Why is this the first time we have posted a recipe using Lemonette? (No. Seriously. WHY???) It's a delicious dressing and a perfect combo with the turbot and juicy oranges. Even better, this meal makes #happyhearts because it's so clean and healthy. For all of February, look out for recipes full of Tesse love that are good for your hearts!
What you need
4 turbot or halibut fillets, 6 ounces each
6 tablespoons Tessemae’s Lemonette Dressing
¼ teaspoon crushed red pepper flakes
¼ teaspoon ground coriander
1 cup pitted green olives, halved
1 cup fresh parsley leaves
What to do
Heat your oven to 425. Place the turbot in a dish and coat with 2 tablespoons of the Lemonette. Sprinkle with the red pepper and coriander and season with salt. Let stand at least 15 minutes at room temperature or refrigerate, up to overnight.
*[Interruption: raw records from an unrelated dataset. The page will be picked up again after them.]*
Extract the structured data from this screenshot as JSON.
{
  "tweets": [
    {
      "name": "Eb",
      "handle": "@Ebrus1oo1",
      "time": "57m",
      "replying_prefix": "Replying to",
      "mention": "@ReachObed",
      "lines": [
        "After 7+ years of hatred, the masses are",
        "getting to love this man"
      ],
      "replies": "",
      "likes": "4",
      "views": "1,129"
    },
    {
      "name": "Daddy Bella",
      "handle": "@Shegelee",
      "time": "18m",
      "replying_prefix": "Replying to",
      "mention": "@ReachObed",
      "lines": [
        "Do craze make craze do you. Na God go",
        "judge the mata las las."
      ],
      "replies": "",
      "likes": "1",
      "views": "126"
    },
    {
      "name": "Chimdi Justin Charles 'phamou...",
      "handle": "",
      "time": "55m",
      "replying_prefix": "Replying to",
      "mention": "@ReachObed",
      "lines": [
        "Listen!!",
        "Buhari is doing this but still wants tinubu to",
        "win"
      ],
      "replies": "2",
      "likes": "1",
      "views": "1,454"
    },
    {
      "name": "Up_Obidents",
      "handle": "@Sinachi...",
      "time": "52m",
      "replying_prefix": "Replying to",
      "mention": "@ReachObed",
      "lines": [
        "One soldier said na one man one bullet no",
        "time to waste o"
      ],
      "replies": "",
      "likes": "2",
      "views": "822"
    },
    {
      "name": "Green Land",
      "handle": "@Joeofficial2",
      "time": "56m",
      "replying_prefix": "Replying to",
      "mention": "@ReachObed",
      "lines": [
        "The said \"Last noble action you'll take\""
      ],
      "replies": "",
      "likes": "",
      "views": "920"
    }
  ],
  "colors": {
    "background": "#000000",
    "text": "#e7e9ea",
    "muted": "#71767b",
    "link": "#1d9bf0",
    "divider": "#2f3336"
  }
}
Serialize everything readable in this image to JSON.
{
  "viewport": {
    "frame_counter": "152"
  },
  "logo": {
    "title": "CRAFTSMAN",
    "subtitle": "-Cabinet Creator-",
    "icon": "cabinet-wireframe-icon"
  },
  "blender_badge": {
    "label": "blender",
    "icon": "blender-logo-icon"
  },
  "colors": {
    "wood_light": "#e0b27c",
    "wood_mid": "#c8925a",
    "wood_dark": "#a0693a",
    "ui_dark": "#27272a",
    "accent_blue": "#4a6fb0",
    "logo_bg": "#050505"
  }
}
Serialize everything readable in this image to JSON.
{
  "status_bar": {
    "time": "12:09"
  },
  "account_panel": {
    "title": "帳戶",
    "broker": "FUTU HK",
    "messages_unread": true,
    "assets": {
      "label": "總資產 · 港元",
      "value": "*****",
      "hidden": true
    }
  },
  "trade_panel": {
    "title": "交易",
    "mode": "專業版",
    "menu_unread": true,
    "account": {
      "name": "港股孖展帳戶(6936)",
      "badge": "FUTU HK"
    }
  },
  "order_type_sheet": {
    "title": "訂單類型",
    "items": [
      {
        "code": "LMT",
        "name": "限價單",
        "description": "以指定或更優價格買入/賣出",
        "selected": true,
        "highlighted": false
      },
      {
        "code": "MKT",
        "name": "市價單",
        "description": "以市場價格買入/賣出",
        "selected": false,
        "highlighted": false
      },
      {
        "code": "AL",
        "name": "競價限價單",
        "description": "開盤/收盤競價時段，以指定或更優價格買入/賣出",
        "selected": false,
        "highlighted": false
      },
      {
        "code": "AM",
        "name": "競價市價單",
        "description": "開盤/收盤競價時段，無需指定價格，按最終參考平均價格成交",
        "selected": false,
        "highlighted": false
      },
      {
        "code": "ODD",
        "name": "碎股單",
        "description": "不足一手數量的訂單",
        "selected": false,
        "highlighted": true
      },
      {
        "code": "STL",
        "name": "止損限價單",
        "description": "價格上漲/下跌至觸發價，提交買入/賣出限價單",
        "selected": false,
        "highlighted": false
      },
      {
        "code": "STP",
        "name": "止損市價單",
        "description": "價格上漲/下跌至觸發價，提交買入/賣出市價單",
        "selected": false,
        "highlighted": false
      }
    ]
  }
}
Heat 1 tablespoon Lemonette in a large, nonstick skillet over medium high heat until very hot. Add the fish filets, rounded side down and cook until browned on the first side, about 4 minutes. Flip over and transfer to the oven until just cooked through, about 4 minutes more, depending on the thickness.
While the fish cooks, peel the oranges. Halve them lengthwise (from stem to stem) then slice them crosswise. Toss the orange slices with the olives, parsley, and 3 more tablespoons Lemonette. Spoon the salad over the fish and serve with more red pepper flakes and Lemonette.